Auf den Märkten in der Türkei, wie hier in Istanbul, herrscht reger Andrang. Angesichts des Kursverfalls der Lira macht sich unter den Türken zunehmend Unsicherheit breit. Foto: AP

Vor allem Zweifel an der Unabhängigkeit der türkischen Zentralbank und Spannungen mit den USA lösen einen Kurssturz der Lira aus. Präsident Recep Tayyip Erdogan fordert seine Landsleute auf, Dollar, Euro und Gold in die Landeswährung umzutauschen.

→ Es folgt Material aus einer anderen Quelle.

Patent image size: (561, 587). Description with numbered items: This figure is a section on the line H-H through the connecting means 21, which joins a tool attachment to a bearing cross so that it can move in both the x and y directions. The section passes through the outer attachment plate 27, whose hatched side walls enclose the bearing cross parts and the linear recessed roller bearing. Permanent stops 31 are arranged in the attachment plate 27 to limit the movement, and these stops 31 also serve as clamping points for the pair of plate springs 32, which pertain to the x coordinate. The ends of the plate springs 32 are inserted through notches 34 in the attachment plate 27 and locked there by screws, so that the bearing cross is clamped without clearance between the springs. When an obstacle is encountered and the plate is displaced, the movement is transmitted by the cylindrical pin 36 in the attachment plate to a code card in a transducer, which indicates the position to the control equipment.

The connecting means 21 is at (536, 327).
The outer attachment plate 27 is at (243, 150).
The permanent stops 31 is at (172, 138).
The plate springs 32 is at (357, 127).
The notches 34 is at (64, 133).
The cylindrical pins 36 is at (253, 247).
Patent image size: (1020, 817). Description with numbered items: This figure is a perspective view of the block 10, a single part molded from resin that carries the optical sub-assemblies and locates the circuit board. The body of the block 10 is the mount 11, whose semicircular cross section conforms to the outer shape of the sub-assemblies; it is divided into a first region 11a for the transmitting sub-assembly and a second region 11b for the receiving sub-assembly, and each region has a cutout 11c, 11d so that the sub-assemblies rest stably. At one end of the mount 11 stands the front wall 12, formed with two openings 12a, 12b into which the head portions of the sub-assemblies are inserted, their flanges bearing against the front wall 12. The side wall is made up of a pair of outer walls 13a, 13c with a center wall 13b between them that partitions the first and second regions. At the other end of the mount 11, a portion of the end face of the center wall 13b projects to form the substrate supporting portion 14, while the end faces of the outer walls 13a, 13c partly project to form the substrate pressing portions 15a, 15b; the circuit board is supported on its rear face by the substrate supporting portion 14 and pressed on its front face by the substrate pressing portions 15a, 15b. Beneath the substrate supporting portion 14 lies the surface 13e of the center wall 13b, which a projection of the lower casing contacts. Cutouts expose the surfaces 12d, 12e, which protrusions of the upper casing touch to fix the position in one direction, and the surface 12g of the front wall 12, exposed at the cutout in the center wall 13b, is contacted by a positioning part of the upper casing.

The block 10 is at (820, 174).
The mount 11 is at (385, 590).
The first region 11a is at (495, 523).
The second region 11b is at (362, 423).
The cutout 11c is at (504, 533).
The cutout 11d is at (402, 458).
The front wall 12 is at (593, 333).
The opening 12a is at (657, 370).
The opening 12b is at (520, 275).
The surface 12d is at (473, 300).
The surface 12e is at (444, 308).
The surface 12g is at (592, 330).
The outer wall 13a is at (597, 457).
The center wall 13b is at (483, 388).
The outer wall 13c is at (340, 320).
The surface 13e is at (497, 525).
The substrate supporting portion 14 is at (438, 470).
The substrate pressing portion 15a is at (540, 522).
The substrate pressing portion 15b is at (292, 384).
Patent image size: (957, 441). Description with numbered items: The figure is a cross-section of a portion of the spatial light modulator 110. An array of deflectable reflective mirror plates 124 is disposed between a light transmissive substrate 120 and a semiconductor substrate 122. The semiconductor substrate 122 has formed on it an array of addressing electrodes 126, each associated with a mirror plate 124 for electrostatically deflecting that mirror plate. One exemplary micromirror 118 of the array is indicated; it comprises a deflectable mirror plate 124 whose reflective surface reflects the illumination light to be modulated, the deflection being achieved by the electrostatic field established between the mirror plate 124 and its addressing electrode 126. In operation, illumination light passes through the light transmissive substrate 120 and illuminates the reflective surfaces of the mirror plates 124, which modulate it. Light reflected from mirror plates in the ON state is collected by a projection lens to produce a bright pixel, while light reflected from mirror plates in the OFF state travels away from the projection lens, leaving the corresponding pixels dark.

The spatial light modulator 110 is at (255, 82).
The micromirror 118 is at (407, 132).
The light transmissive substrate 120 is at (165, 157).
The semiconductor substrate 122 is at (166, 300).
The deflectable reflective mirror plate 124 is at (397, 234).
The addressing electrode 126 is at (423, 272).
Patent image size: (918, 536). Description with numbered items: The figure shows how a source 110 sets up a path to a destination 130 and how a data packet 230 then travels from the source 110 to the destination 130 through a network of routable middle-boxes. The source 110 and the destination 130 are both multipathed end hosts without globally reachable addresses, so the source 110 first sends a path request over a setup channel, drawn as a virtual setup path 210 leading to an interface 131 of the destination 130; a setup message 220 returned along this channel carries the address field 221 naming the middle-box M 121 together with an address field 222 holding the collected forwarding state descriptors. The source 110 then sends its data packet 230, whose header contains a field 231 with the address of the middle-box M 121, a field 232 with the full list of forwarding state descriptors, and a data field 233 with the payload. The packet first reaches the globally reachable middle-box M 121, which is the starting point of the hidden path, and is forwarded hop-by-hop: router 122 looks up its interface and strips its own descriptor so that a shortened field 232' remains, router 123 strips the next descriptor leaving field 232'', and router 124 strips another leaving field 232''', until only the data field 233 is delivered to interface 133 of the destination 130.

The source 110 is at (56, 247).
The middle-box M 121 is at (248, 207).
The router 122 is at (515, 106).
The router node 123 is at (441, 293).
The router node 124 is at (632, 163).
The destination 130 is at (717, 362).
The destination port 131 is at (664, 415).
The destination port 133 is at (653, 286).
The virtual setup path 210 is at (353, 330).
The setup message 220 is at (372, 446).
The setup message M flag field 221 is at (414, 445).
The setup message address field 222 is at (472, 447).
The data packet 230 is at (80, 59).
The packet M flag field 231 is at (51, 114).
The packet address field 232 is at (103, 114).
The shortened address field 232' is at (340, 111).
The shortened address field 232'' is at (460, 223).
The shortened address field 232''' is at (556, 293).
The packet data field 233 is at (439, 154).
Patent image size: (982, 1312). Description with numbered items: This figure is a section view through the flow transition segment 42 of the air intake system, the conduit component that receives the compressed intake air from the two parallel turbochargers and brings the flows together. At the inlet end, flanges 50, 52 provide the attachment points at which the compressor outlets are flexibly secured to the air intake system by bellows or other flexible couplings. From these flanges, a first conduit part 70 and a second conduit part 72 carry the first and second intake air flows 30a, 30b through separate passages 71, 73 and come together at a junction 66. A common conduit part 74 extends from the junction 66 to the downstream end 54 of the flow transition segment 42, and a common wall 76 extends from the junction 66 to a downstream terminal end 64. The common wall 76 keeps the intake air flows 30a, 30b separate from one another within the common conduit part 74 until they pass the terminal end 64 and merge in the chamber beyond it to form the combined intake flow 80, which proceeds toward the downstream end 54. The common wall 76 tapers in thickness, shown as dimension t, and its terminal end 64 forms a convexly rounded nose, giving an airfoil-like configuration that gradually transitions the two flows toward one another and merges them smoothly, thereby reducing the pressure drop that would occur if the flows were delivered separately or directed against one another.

Ankara - Der Kursverfall der türkischen Lira hat sich am Freitag drastisch beschleunigt. Zeitweilig verlor die Währung gegenüber dem Dollar bis zu 14 Prozent. Das war der größte Kursverlust an einem einzigen Tag seit der schweren türkischen Finanzkrise von 2001. Auch zum Euro stürzte die Lira auf ein neues historisches Tief. Vor allem die hohe Inflation, Zweifel an der Unabhängigkeit der türkischen Zentralbank und die Sorgen vor politischen Spannungen mit den USA sowie drohenden Wirtschaftssanktionen drücken die Lira. Am Freitag bestätigten sich die Befürchtungen: US-Präsident Trump schrieb auf Twitter, er habe eine Verdoppelung der Einfuhrzölle auf Stahl und Aluminium aus der Türkei angeordnet. Die Lira reagierte mit neuen Kursverlusten. Die USA fordern von der Türkei die Freilassung des mit Terrorvorwürfen konfrontierten Pastors Andrew Brunson und anderer inhaftierter US-Bürger.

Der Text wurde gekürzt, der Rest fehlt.